Un casseur
16 février, 2020« Je suis un casseur. »
« Ah bon ? Et pourquoi vous casser ? »
« Parce que la société m’énerve. Dans les rues, les marchandises, les richesses et l’argent coulent à flots. C’est ce qui m’exaspère. Donc je casse. »
« Pourtant, il suffit de travailler pour s’acheter honnêtement ce dont vous avez besoin pour vivre. »
« Peut-être, mais pourquoi tout est une question d’argent ? Il pourrait y avoir des biens collectifs qui appartiendrait à tout le monde comme l’air qu’on respire. »

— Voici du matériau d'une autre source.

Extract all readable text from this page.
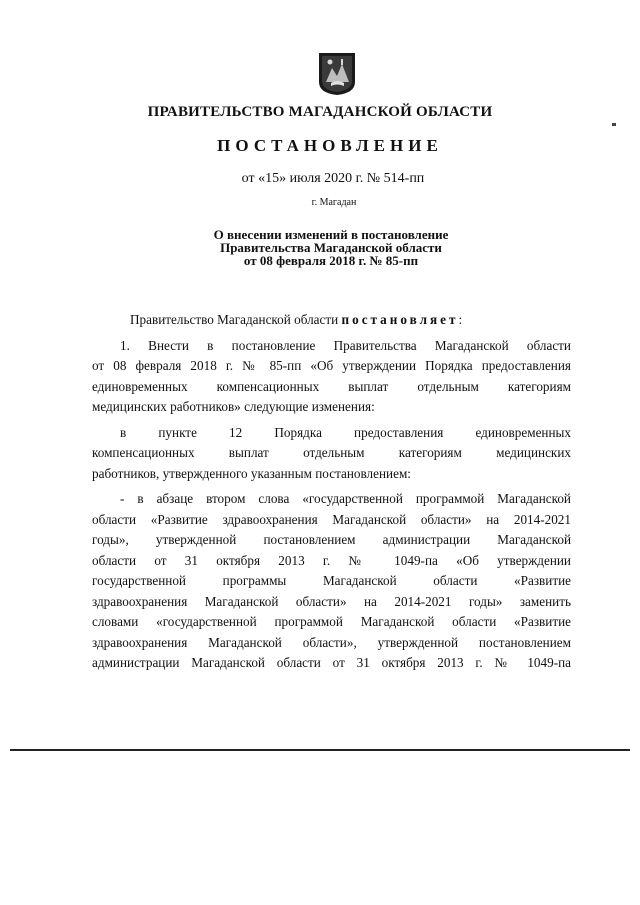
ПРАВИТЕЛЬСТВО МАГАДАНСКОЙ ОБЛАСТИ
ПОСТАНОВЛЕНИЕ
от «15» июля 2020 г. № 514-пп
г. Магадан
О внесении изменений в постановление
Правительства Магаданской области
от 08 февраля 2018 г. № 85-пп

Правительство Магаданской области постановляет:

1. Внести в постановление Правительства Магаданской области
от 08 февраля 2018 г. № 85-пп «Об утверждении Порядка предоставления
единовременных компенсационных выплат отдельным категориям
медицинских работников» следующие изменения:
в пункте 12 Порядка предоставления единовременных
компенсационных выплат отдельным категориям медицинских
работников, утвержденного указанным постановлением:
- в абзаце втором слова «государственной программой Магаданской
области «Развитие здравоохранения Магаданской области» на 2014-2021
годы», утвержденной постановлением администрации Магаданской
области от 31 октября 2013 г. № 1049-па «Об утверждении
государственной программы Магаданской области «Развитие
здравоохранения Магаданской области» на 2014-2021 годы» заменить
словами «государственной программой Магаданской области «Развитие
здравоохранения Магаданской области», утвержденной постановлением
администрации Магаданской области от 31 октября 2013 г. № 1049-па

« Je vois ce que c’est, monsieur est un idéaliste. Alors, il casse. »
« Peut-être. De toute façon, tous ceux qui sont enfermés dans leur tour d’argent et leurs certitudes de nantis m’énervent. Donc je casse. »
« Vous avez la haine du bourgeois ? »
« Je dépasse le stade de la haine. Je suis un nihiliste. Plus rien ne doit exister, tout doit être détruit surtout le pouvoir et l’argent. Donc je casse tout.»

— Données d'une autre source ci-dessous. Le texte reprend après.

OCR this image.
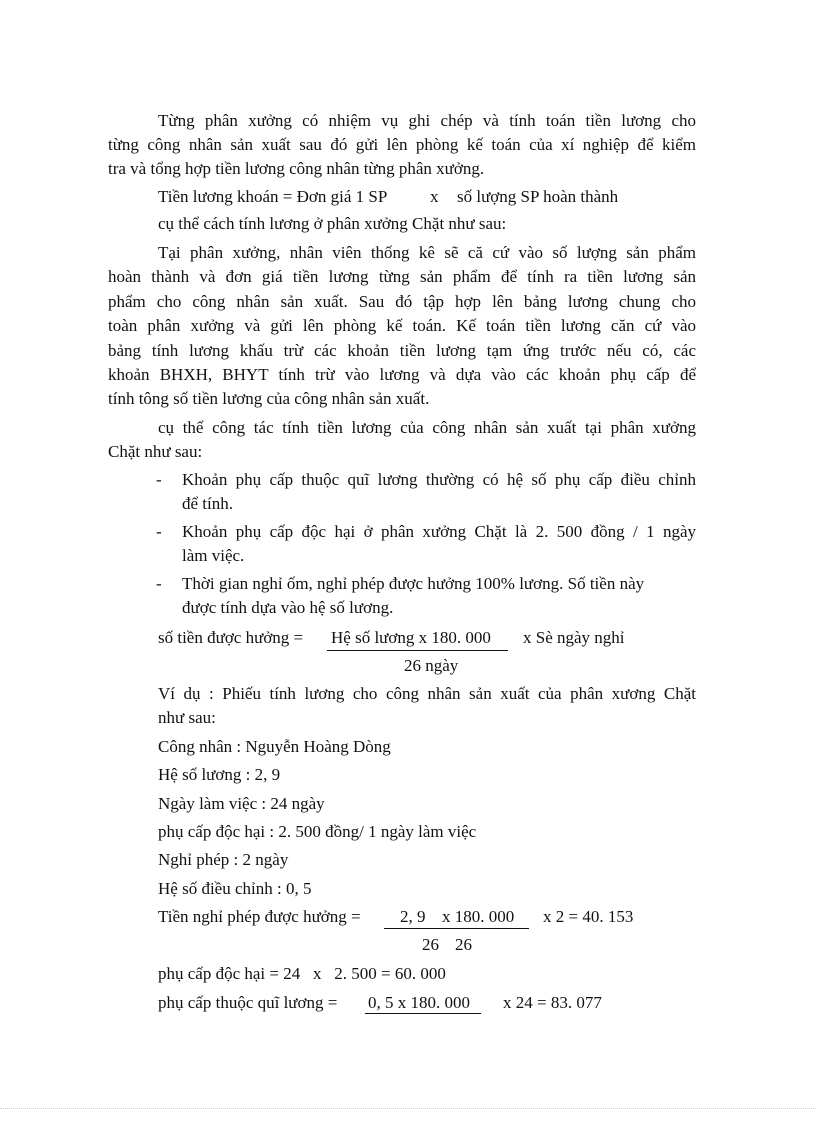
Từng phân xưởng có nhiệm vụ ghi chép và tính toán tiền lương cho
từng công nhân sản xuất sau đó gửi lên phòng kế toán của xí nghiệp để kiểm
tra và tổng hợp tiền lương công nhân từng phân xưởng.
Tiền lương khoán = Đơn giá 1 SP	x số lượng SP hoàn thành
cụ thể cách tính lương ở phân xưởng Chặt như sau:
Tại phân xưởng, nhân viên thống kê sẽ că cứ vào số lượng sản phẩm
hoàn thành và đơn giá tiền lương từng sản phẩm để tính ra tiền lương sản
phẩm cho công nhân sản xuất. Sau đó tập hợp lên bảng lương chung cho
toàn phân xưởng và gửi lên phòng kế toán. Kế toán tiền lương căn cứ vào
bảng tính lương khấu trừ các khoản tiền lương tạm ứng trước nếu có, các
khoản BHXH, BHYT tính trừ vào lương và dựa vào các khoản phụ cấp để
tính tông số tiền lương của công nhân sản xuất.
cụ thể công tác tính tiền lương của công nhân sản xuất tại phân xưởng
Chặt như sau:
- Khoản phụ cấp thuộc quĩ lương thường có hệ số phụ cấp điều chỉnh
để tính.
- Khoản phụ cấp độc hại ở phân xưởng Chặt là 2. 500 đồng / 1 ngày
làm việc.
- Thời gian nghỉ ốm, nghỉ phép được hưởng 100% lương. Số tiền này
được tính dựa vào hệ số lương.
số tiền được hưởng = Hệ số lương x 180. 000 x Sè ngày nghỉ
26 ngày
Ví dụ : Phiếu tính lương cho công nhân sản xuất của phân xương Chặt
như sau:
Công nhân : Nguyễn Hoàng Dòng
Hệ số lương : 2, 9
Ngày làm việc : 24 ngày
phụ cấp độc hại : 2. 500 đồng/ 1 ngày làm việc
Nghỉ phép : 2 ngày
Hệ số điều chỉnh : 0, 5
Tiền nghỉ phép được hưởng = 2, 9 x 180. 000 x 2 = 40. 153
26 26
phụ cấp độc hại = 24   x   2. 500 = 60. 000
phụ cấp thuộc quĩ lương = 0, 5 x 180. 000 x 24 = 83. 077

« Vous comptez faire une carrière professionnelle dans le nihilisme. »
« Le concept de carrière va disparaitre. C’est la meilleure façon de fabriquer de la jalousie, de la frustration, de la surconsommation. »
« J’y suis : vous êtes écolo. Vous vous battez pour la protection de l’environnement. »
« L’environnement ? Même dans ce domaine, il y a de la ségrégation sociale. Tout le monde ne peut pas aller n’importe où : vous allez passer quinze jours à Courchevel vous ? Ou sur les plages de Saint-Tropez ? Ce sont encore des espaces réservés. Donc je casse. »
« Faire du sport ? Et m’acheter des baskets avec des brillants dessus, hors de prix, pour le plaisir de financer des grandes marques internationales d’équipement. Vous m’avez bien regardé ? Donc, je casse et pas qu’un petit peu. »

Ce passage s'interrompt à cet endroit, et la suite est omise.